Das Bahnhofsviertel ist als «Hotspot» bekannt, sagt François Bausch, Minister für Innere Sicherheit. Er, Sam Tanson, Ministerin für Justiz, und Luxemburgs Bürgermeisterin Lydie Polfer haben daher Anwohner im Viertel zum Informationsabend eingeladen. In jedem Briefkasten des «Hotspots» lag der Flyer für den gestrigen Mittwochabend.

Riesiger Andrang

Der Einladung in die Hall Omnisports in der Rue de Strasbourg folgen viele. Es ist die Straße, von der es im Viertel heißt, man solle sie lieber meiden. Aber der Redebedarf ist so groß, dass weder genügend Stühle, noch ausreichend Kopfhörer für die Simultanübersetzung vorhanden sind.

«Ich bin vor allem hier, um zuzuhören», sagt Bausch vor der Veranstaltung. «Wir wollen denjenigen, die hier wohnen, Gelegenheit geben, ihre Probleme zu schildern.» Heißt das, die Politik hat das Problem noch nicht identifizieren können? «Doch», betont der Minister. Konkrete neue Maßnahmen aber will er an dem Abend nicht vorstellen.

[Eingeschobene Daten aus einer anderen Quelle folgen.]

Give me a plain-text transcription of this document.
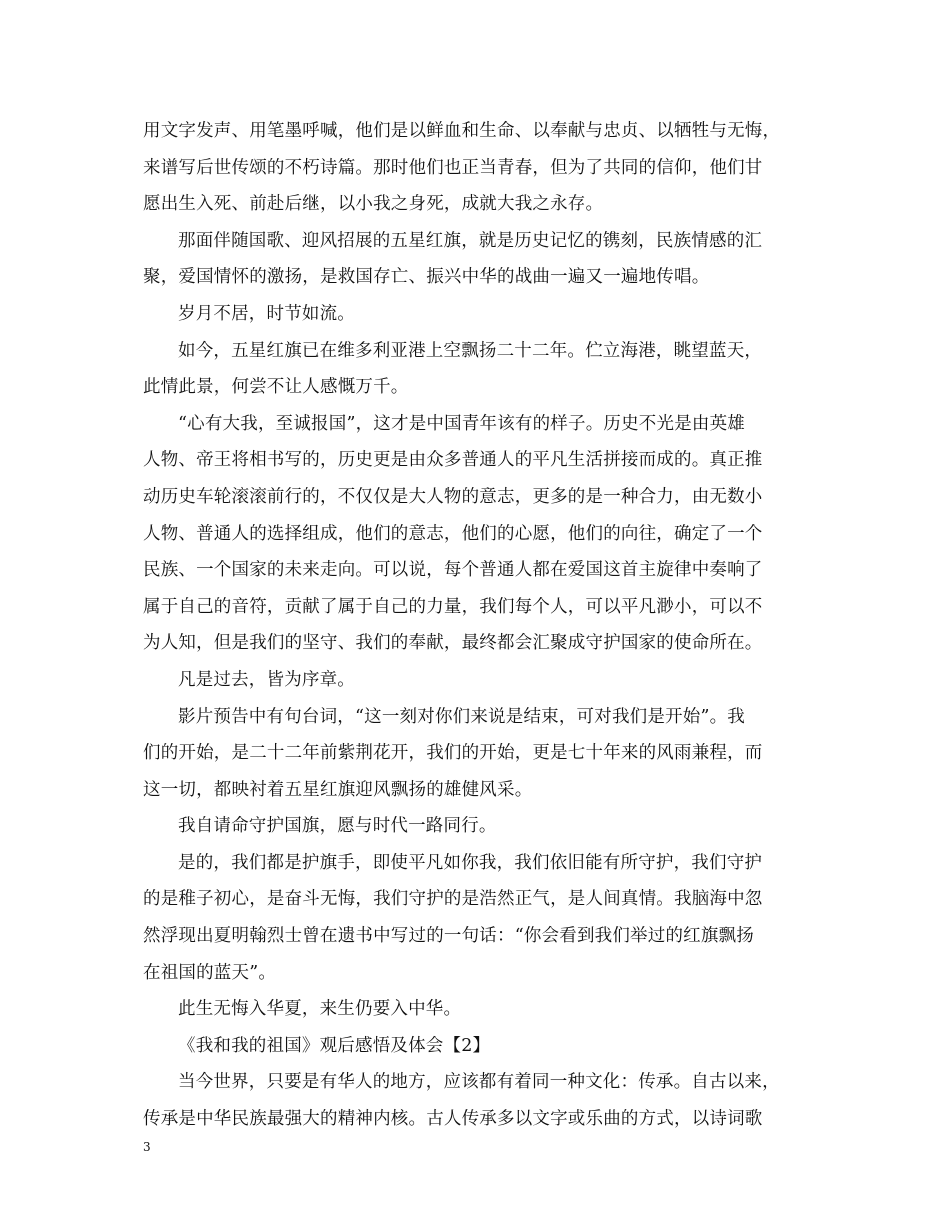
用文字发声、用笔墨呼喊，他们是以鲜血和生命、以奉献与忠贞、以牺牲与无悔，
来谱写后世传颂的不朽诗篇。那时他们也正当青春，但为了共同的信仰，他们甘
愿出生入死、前赴后继，以小我之身死，成就大我之永存。
那面伴随国歌、迎风招展的五星红旗，就是历史记忆的镌刻，民族情感的汇
聚，爱国情怀的激扬，是救国存亡、振兴中华的战曲一遍又一遍地传唱。
岁月不居，时节如流。
如今，五星红旗已在维多利亚港上空飘扬二十二年。伫立海港，眺望蓝天，
此情此景，何尝不让人感慨万千。
“心有大我，至诚报国”，这才是中国青年该有的样子。历史不光是由英雄
人物、帝王将相书写的，历史更是由众多普通人的平凡生活拼接而成的。真正推
动历史车轮滚滚前行的，不仅仅是大人物的意志，更多的是一种合力，由无数小
人物、普通人的选择组成，他们的意志，他们的心愿，他们的向往，确定了一个
民族、一个国家的未来走向。可以说，每个普通人都在爱国这首主旋律中奏响了
属于自己的音符，贡献了属于自己的力量，我们每个人，可以平凡渺小，可以不
为人知，但是我们的坚守、我们的奉献，最终都会汇聚成守护国家的使命所在。
凡是过去，皆为序章。
影片预告中有句台词，“这一刻对你们来说是结束，可对我们是开始”。我
们的开始，是二十二年前紫荆花开，我们的开始，更是七十年来的风雨兼程，而
这一切，都映衬着五星红旗迎风飘扬的雄健风采。
我自请命守护国旗，愿与时代一路同行。
是的，我们都是护旗手，即使平凡如你我，我们依旧能有所守护，我们守护
的是稚子初心，是奋斗无悔，我们守护的是浩然正气，是人间真情。我脑海中忽
然浮现出夏明翰烈士曾在遗书中写过的一句话：“你会看到我们举过的红旗飘扬
在祖国的蓝天”。
此生无悔入华夏，来生仍要入中华。
《我和我的祖国》观后感悟及体会【2】
当今世界，只要是有华人的地方，应该都有着同一种文化：传承。自古以来，
传承是中华民族最强大的精神内核。古人传承多以文字或乐曲的方式，以诗词歌
3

«Ich bin mir absolut bewusst, welche Konsequenzen der Drogenhandel auf offener Straße hat», betont auch Sam Tanson, «aber es gibt keine Wunderlösung dafür. Darum wollen wir heute Abend diskutieren», sagt die Ministerin.

Urin läuft in den Keller einer Anwohnerin

Doch die Anwohner wollen nicht diskutieren, sie fordern Lösungen: «Es brennt an allen Ecken», sagt ein Geschäftsmann. Am Mikrophon im Saal können Betroffene Dampf ablassen. Davor hat sich eine Schlange gebildet. Eine Frau steht auf, stellt sich in die Warteschlange und als sie endlich an der Reihe ist, sagt sie: «Ich habe Angst, dass mir hier etwas passiert. Ich habe Angst, hier vergewaltigt zu werden.»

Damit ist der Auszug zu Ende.